ベンチに戻ると俺の気配に気付いた大石が後ろを振り返る。まさか置いて行こうとしていたとは言うつもりはなく、木製のベンチに腰掛けると持っていた未開封のペットボトルを大石に差し出した。

「え?」
「プレゼントだ。誕生日、おめでとう」

それは近くの自販機で売っていたただのお茶。同じ物を自分用にも買って、左手には己の物、右手には大石の物がある。
瞬きを繰り返しながらも俺と茶を交互に見るが、受け取らないため痺れを切らし眉間に皺を寄せて「いらないのか」と引っ込めようとしたら大石は慌てて「いる!いるよ!」と奪い取った。

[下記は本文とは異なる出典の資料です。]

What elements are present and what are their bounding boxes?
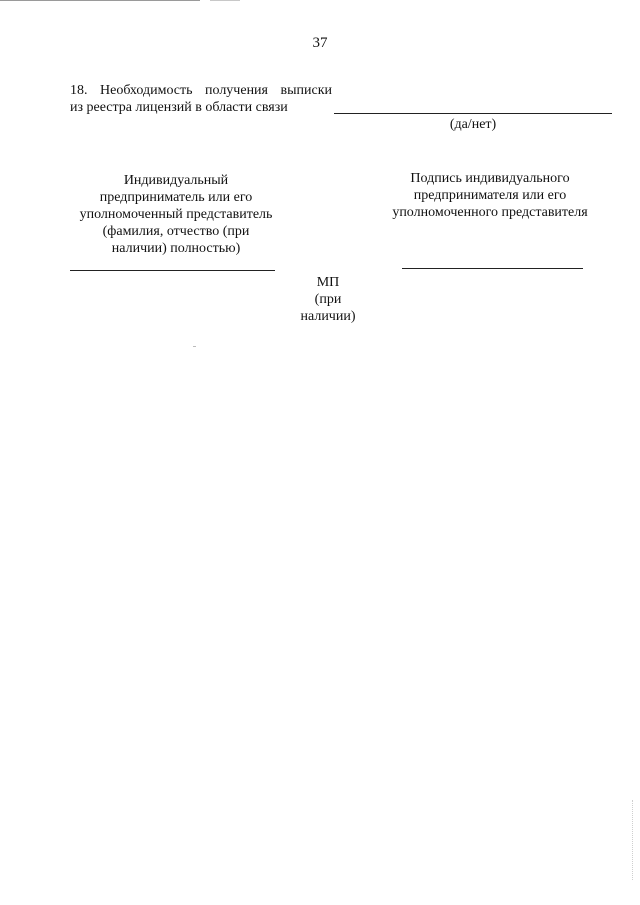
scan-speck (193, 346, 196, 347)
stamp-line: МП (316, 275, 340, 290)
scan-margin-marks (632, 800, 636, 880)
answer-hint: (да/нет) (449, 117, 497, 132)
entrepreneur-name-caption (58, 172, 294, 257)
signature-blank-line (402, 268, 583, 269)
stamp-line: (при (314, 292, 342, 307)
caption-line: уполномоченный представитель (79, 207, 273, 222)
caption-line: Индивидуальный (123, 173, 229, 188)
caption-line: уполномоченного представителя (392, 205, 588, 220)
scan-artifact-line (0, 0, 200, 1)
page-number: 37 (312, 35, 328, 51)
signature-caption (368, 170, 612, 221)
caption-line: предприниматель или его (99, 190, 253, 205)
caption-line: предпринимателя или его (413, 188, 567, 203)
answer-blank-line (334, 113, 612, 114)
scan-artifact-line-short (210, 0, 240, 1)
name-blank-line (70, 270, 275, 271)
stamp-line: наличии) (300, 309, 356, 324)
item-18-text (70, 82, 332, 116)
stamp-placeholder (268, 274, 388, 325)
item-18-line-2: из реестра лицензий в области связи (70, 100, 288, 115)
caption-line: наличии) полностью) (111, 241, 241, 256)
item-18-line-1: 18. Необходимость получения выписки (70, 83, 332, 98)
caption-line: (фамилия, отчество (при (102, 224, 250, 239)
caption-line: Подпись индивидуального (410, 171, 570, 186)
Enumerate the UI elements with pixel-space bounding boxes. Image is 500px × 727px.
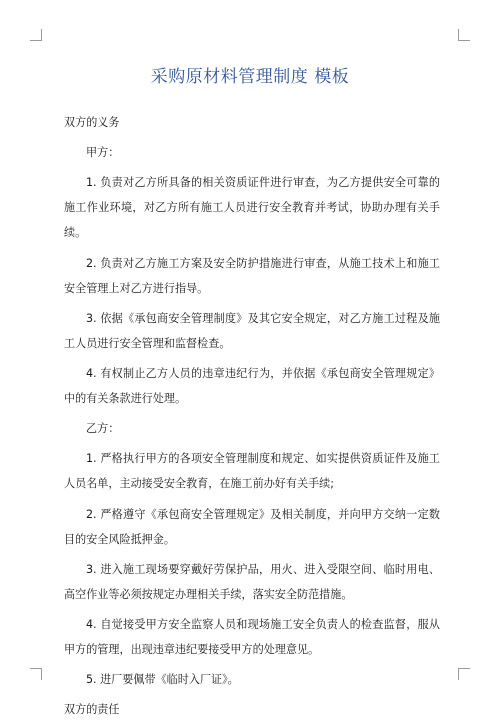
crop-mark-bottom-right xyxy=(458,668,470,680)
paragraph-party-a-label: 甲方： xyxy=(86,146,120,160)
paragraph-party-a-item-2: 2. 负责对乙方施工方案及安全防护措施进行审查，从施工技术上和施工安全管理上对乙方进行指导。 xyxy=(64,256,440,295)
crop-mark-bottom-left xyxy=(30,668,42,680)
paragraph-party-b-label: 乙方： xyxy=(86,422,120,436)
paragraph-party-b-item-3: 3. 进入施工现场要穿戴好劳保护品，用火、进入受限空间、临时用电、高空作业等必须按规定办理相关手续，落实安全防范措施。 xyxy=(64,562,440,601)
paragraph-party-a-item-3: 3. 依据《承包商安全管理制度》及其它安全规定，对乙方施工过程及施工人员进行安全管理和监督检查。 xyxy=(64,311,440,350)
paragraph-party-b-item-5: 5. 进厂要佩带《临时入厂证》。 xyxy=(86,673,239,687)
document-title: 采购原材料管理制度 模板 xyxy=(150,67,350,87)
paragraph-party-b-item-4: 4. 自觉接受甲方安全监察人员和现场施工安全负责人的检查监督，服从甲方的管理，出现违章违纪要接受甲方的处理意见。 xyxy=(64,617,440,656)
paragraph-responsibilities-heading: 双方的责任 xyxy=(64,703,120,717)
paragraph-party-b-item-1: 1. 严格执行甲方的各项安全管理制度和规定、如实提供资质证件及施工人员名单，主动接受安全教育，在施工前办好有关手续; xyxy=(64,452,440,491)
paragraph-party-b-item-2: 2. 严格遵守《承包商安全管理规定》及相关制度，并向甲方交纳一定数目的安全风险抵押金。 xyxy=(64,507,440,546)
crop-mark-top-left xyxy=(30,29,42,41)
document-body xyxy=(64,110,440,727)
paragraph-party-a-item-4: 4. 有权制止乙方人员的违章违纪行为，并依据《承包商安全管理规定》中的有关条款进行处理。 xyxy=(64,366,440,405)
paragraph-obligations-heading: 双方的义务 xyxy=(64,116,120,129)
crop-mark-top-right xyxy=(458,29,470,41)
paragraph-party-a-item-1: 1. 负责对乙方所具备的相关资质证件进行审查，为乙方提供安全可靠的施工作业环境，对乙方所有施工人员进行安全教育并考试，协助办理有关手续。 xyxy=(64,176,440,240)
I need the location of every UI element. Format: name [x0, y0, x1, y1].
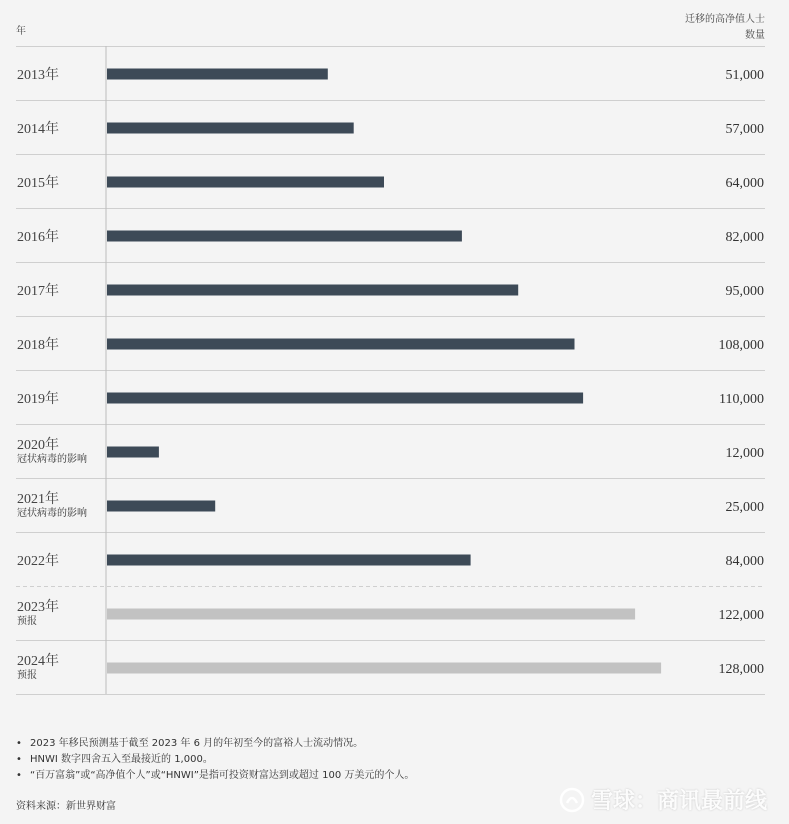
- count-header-line1: 迁移的高净值人士: [685, 14, 765, 25]
- source-note: 资料来源：新世界财富: [16, 801, 116, 812]
- year-label: 2019年: [17, 392, 59, 407]
- value-label: 95,000: [725, 284, 764, 299]
- year-sublabel: 预报: [17, 670, 37, 681]
- count-column-header: [645, 12, 765, 44]
- migration-bar-chart: [0, 46, 789, 696]
- year-label: 2013年: [17, 68, 59, 83]
- year-label: 2023年: [17, 600, 59, 615]
- value-label: 12,000: [725, 446, 764, 461]
- data-bar: [107, 123, 354, 134]
- footnote-2: • HNWI 数字四舍五入至最接近的 1,000。: [16, 752, 414, 768]
- forecast-bar: [107, 609, 635, 620]
- value-label: 51,000: [725, 68, 764, 83]
- year-label: 2024年: [17, 654, 59, 669]
- value-label: 110,000: [719, 392, 764, 407]
- year-label: 2016年: [17, 230, 59, 245]
- data-bar: [107, 69, 328, 80]
- value-label: 84,000: [725, 554, 764, 569]
- year-sublabel: 冠状病毒的影响: [17, 454, 87, 465]
- data-bar: [107, 501, 215, 512]
- data-bar: [107, 555, 471, 566]
- watermark: [559, 784, 767, 815]
- year-label: 2021年: [17, 492, 59, 507]
- footnotes: [16, 736, 414, 784]
- count-header-line2: 数量: [745, 30, 765, 41]
- data-bar: [107, 285, 518, 296]
- value-label: 57,000: [725, 122, 764, 137]
- year-label: 2018年: [17, 338, 59, 353]
- footnote-3: • “百万富翁”或“高净值个人”或“HNWI”是指可投资财富达到或超过 100 万美元的个人。: [16, 768, 414, 784]
- value-label: 122,000: [718, 608, 764, 623]
- value-label: 64,000: [725, 176, 764, 191]
- value-label: 128,000: [718, 662, 764, 677]
- year-sublabel: 预报: [17, 616, 37, 627]
- year-label: 2014年: [17, 122, 59, 137]
- data-bar: [107, 447, 159, 458]
- data-bar: [107, 177, 384, 188]
- chart-rows: [16, 66, 765, 695]
- value-label: 25,000: [725, 500, 764, 515]
- year-label: 2015年: [17, 176, 59, 191]
- year-label: 2022年: [17, 554, 59, 569]
- data-bar: [107, 339, 575, 350]
- snowball-logo-icon: [559, 787, 585, 813]
- forecast-bar: [107, 663, 661, 674]
- footnote-1: • 2023 年移民预测基于截至 2023 年 6 月的年初至今的富裕人士流动情况。: [16, 736, 414, 752]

「まさか手塚から誕生日プレゼントを貰えるなんて思っても見なかったよ」
「嫌みなら返せ」
「嫌みじゃないよ。純粋に嬉しいんだ」

たかが100円玉二枚で釣りが出る程度の値段の物を本当に誕生日プレゼントとして受け取る大石は何処かおかしいと思う。
たったそれっぽっちでどうしてそんなに幸せそうに笑うんだか。
風が吹き、大石の前髪を揺らす。何故か目が離せない。

「ありがとう、手塚」

その一言に僅かながら心が温かくなった。季節が春だからなのか。

暫く話をした後、大石が時計を確認してそろそろ戻ることを伝えると俺はまだここにいると言って奴とは別れた。
手を振って帰る大石の姿を見えなくなるまで見送ると、先程大石が座っていた場所に手を置く。微かに温もりが残っているようだが、麗かな春の温もりかも知れない。

「…誕生日くらい普通に過ごさせてやるか」

ひとつ溜め息を吐き捨て、今日の予定も全て狂ってしまったが、たまにはいいだろうと言い聞かせることにした。
すぐにでも離れようと思っていた学校ももう少しだけ通ってみてもいいだろうという考えに変わった俺はやはりおかしいのかも知れない。